Antes de tudo, nunca é demais repetir. A pecuária extensiva, que dispõe da oferta de crédito subsidiado com recursos públicos, é de longe o maior dos males que afligem a Amazônia. E se já houve quem defendesse que o problema estaria na escala, quer dizer, que essa atividade poderia ser adequada ao pequeno e médio produtor, o tempo demonstrou a falsidade de tal argumento.

Ocorre que o desmatamento no Acre assumiu uma nova dinâmica, estando hoje estreitamente vinculado à pecuária praticada na pequena propriedade – a mesma que desenvolve a tão prestigiada “agricultura familiar”. E ocorre que o poder público local tem muita dificuldade em lidar com essa conjuntura. Por duas razões, entre outras.

Primeiro, os políticos não conseguem desagradar ao pequeno agricultor familiar, com receio de perder votos na classe média urbana, algo inusitado embora real; segundo, a administração pública nunca irá alcançar uma estrutura de fiscalização (pessoal, carros, barcos etc.) capaz de monitorar a totalidade das pequenas propriedades dispersas em território estadual.

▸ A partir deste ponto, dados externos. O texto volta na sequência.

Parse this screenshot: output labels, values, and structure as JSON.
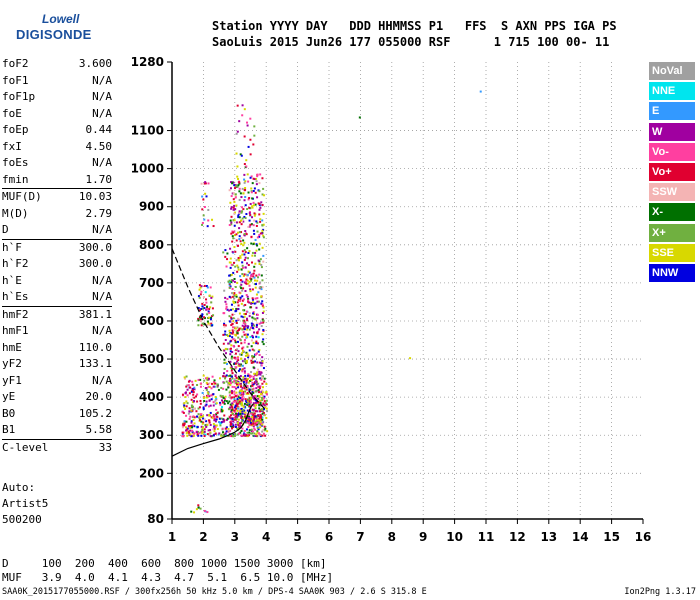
{
  "logo": {
    "line1": "Lowell",
    "line2": "DIGISONDE"
  },
  "header": {
    "line1": "Station YYYY DAY   DDD HHMMSS P1   FFS  S AXN PPS IGA PS",
    "line2": "SaoLuis 2015 Jun26 177 055000 RSF      1 715 100 00- 11"
  },
  "params": [
    {
      "label": "foF2",
      "value": "3.600"
    },
    {
      "label": "foF1",
      "value": "N/A"
    },
    {
      "label": "foF1p",
      "value": "N/A"
    },
    {
      "label": "foE",
      "value": "N/A"
    },
    {
      "label": "foEp",
      "value": "0.44"
    },
    {
      "label": "fxI",
      "value": "4.50"
    },
    {
      "label": "foEs",
      "value": "N/A"
    },
    {
      "label": "fmin",
      "value": "1.70"
    },
    {
      "label": "MUF(D)",
      "value": "10.03"
    },
    {
      "label": "M(D)",
      "value": "2.79"
    },
    {
      "label": "D",
      "value": "N/A"
    },
    {
      "label": "h`F",
      "value": "300.0"
    },
    {
      "label": "h`F2",
      "value": "300.0"
    },
    {
      "label": "h`E",
      "value": "N/A"
    },
    {
      "label": "h`Es",
      "value": "N/A"
    },
    {
      "label": "hmF2",
      "value": "381.1"
    },
    {
      "label": "hmF1",
      "value": "N/A"
    },
    {
      "label": "hmE",
      "value": "110.0"
    },
    {
      "label": "yF2",
      "value": "133.1"
    },
    {
      "label": "yF1",
      "value": "N/A"
    },
    {
      "label": "yE",
      "value": "20.0"
    },
    {
      "label": "B0",
      "value": "105.2"
    },
    {
      "label": "B1",
      "value": "5.58"
    },
    {
      "label": "C-level",
      "value": "33"
    }
  ],
  "auto": {
    "line1": "Auto:",
    "line2": "Artist5",
    "line3": "500200"
  },
  "legend": [
    {
      "label": "NoVal",
      "color": "#a0a0a0"
    },
    {
      "label": "NNE",
      "color": "#00e5ee"
    },
    {
      "label": "E",
      "color": "#3399ff"
    },
    {
      "label": "W",
      "color": "#a000a0"
    },
    {
      "label": "Vo-",
      "color": "#ff3fa0"
    },
    {
      "label": "Vo+",
      "color": "#e00030"
    },
    {
      "label": "SSW",
      "color": "#f4b4b4"
    },
    {
      "label": "X-",
      "color": "#007000"
    },
    {
      "label": "X+",
      "color": "#70b040"
    },
    {
      "label": "SSE",
      "color": "#d8d800"
    },
    {
      "label": "NNW",
      "color": "#0000e0"
    }
  ],
  "mufblock": {
    "line1": "D     100  200  400  600  800 1000 1500 3000 [km]",
    "line2": "MUF   3.9  4.0  4.1  4.3  4.7  5.1  6.5 10.0 [MHz]"
  },
  "footer": "SAA0K_2015177055000.RSF / 300fx256h 50 kHz 5.0 km / DPS-4 SAA0K 903 / 2.6 S 315.8 E",
  "version": "Ion2Png 1.3.17",
  "chart_data": {
    "type": "scatter",
    "xlim": [
      1,
      16
    ],
    "ylim": [
      80,
      1280
    ],
    "x_ticks": [
      1,
      2,
      3,
      4,
      5,
      6,
      7,
      8,
      9,
      10,
      11,
      12,
      13,
      14,
      15,
      16
    ],
    "y_ticks": [
      80,
      200,
      300,
      400,
      500,
      600,
      700,
      800,
      900,
      1000,
      1100,
      1280
    ],
    "grid": true,
    "profile_curve": {
      "x": [
        1.0,
        1.5,
        2.0,
        2.5,
        2.8,
        3.0,
        3.2,
        3.35,
        3.45,
        3.52,
        3.58,
        3.6
      ],
      "y": [
        245,
        265,
        278,
        290,
        300,
        308,
        320,
        340,
        362,
        375,
        381,
        381
      ]
    },
    "muf_curve": {
      "x": [
        1.0,
        1.5,
        2.0,
        2.5,
        3.0,
        3.5,
        4.0
      ],
      "y": [
        790,
        690,
        600,
        530,
        470,
        410,
        365
      ]
    },
    "scatter_clusters": [
      {
        "x": [
          1.3,
          4.0
        ],
        "y": [
          300,
          460
        ],
        "n": 700
      },
      {
        "x": [
          2.8,
          3.9
        ],
        "y": [
          330,
          990
        ],
        "n": 900
      },
      {
        "x": [
          1.8,
          2.3
        ],
        "y": [
          590,
          700
        ],
        "n": 70
      },
      {
        "x": [
          2.6,
          3.4
        ],
        "y": [
          440,
          820
        ],
        "n": 160
      },
      {
        "x": [
          1.9,
          2.3
        ],
        "y": [
          850,
          970
        ],
        "n": 20
      },
      {
        "x": [
          3.0,
          3.6
        ],
        "y": [
          1000,
          1180
        ],
        "n": 25
      },
      {
        "x": [
          1.4,
          2.1
        ],
        "y": [
          100,
          120
        ],
        "n": 10
      }
    ],
    "isolated_points": [
      {
        "x": 6.95,
        "y": 1137,
        "color": "#007000"
      },
      {
        "x": 10.8,
        "y": 1205,
        "color": "#3399ff"
      },
      {
        "x": 8.55,
        "y": 505,
        "color": "#d8d800"
      }
    ]
  }
}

Voltando à discussão do biodiesel produzido na Amazônia. Não há razões para acalentar a ideia de que a introdução do cultivo, em média e larga escala, de espécies exóticas de palmeiras como dendê ou palma pode ser alternativa a esse novo ciclo do desmatamento na região.

Na verdade, trata-se dum raciocínio ingênuo e equivocado. Parte do princípio que o produtor, a fim de aproveitar a febre mundial do biodiesel, irá ocupar as áreas antes destinadas à pecuária com a implantação de cultivos voltados para a produção de óleo vegetal.

Sem sequer entrar na discussão dos custos associados à recuperação das áreas degradadas por pastagens, que são bem superiores aos custos relacionados ao desmate de novas áreas para cultivo, cabe perguntar: que razão econômica levaria o produtor a trocar a pecuária por óleo vegetal, se ele pode simplesmente diversificar sua produção?

A decisão reside em desmontar o sistema produtivo que lhe rende dividendos todos os anos (criação de boi) ou meramente diversifica-lo, por meio da incorporação de novas áreas ociosas de florestas, que podem ser desmatadas para a produção de óleo vegetal. Ora, como reza a cartilha da produção rural, diversificar é sempre a melhor opção.

A história econômica contemporânea da Amazônia não deixa dúvida quanto ao fato de que só existe uma saída para se evitar a ampliação do desmatamento: aumentar a competitividade da produção baseada no ecossistema florestal nativo da região. Somente dessa forma o país irá honrar o compromisso que assumiu no Acordo de Paris, celebrado em dezembro de 2015.

Lamentavelmente, todavia, tudo indica que a região seguirá o perigoso caminho já trilhado por Malásia e Indonésia – e a própria ONU vem advertindo esses países sobre os riscos da ampliação do desmatamento, decorrente do cultivo de palma para abastecimento do mercado europeu de biodiesel.

O alerta é simples: o custo da restauração florestal para a sociedade será superior à renda privada obtida com a exportação do óleo vegetal.

Mas, se nada disso importa, quem sabe, futuramente, quando a crise na economia estatal for superada, a Amazônia não poderá se converter numa nova Ásia?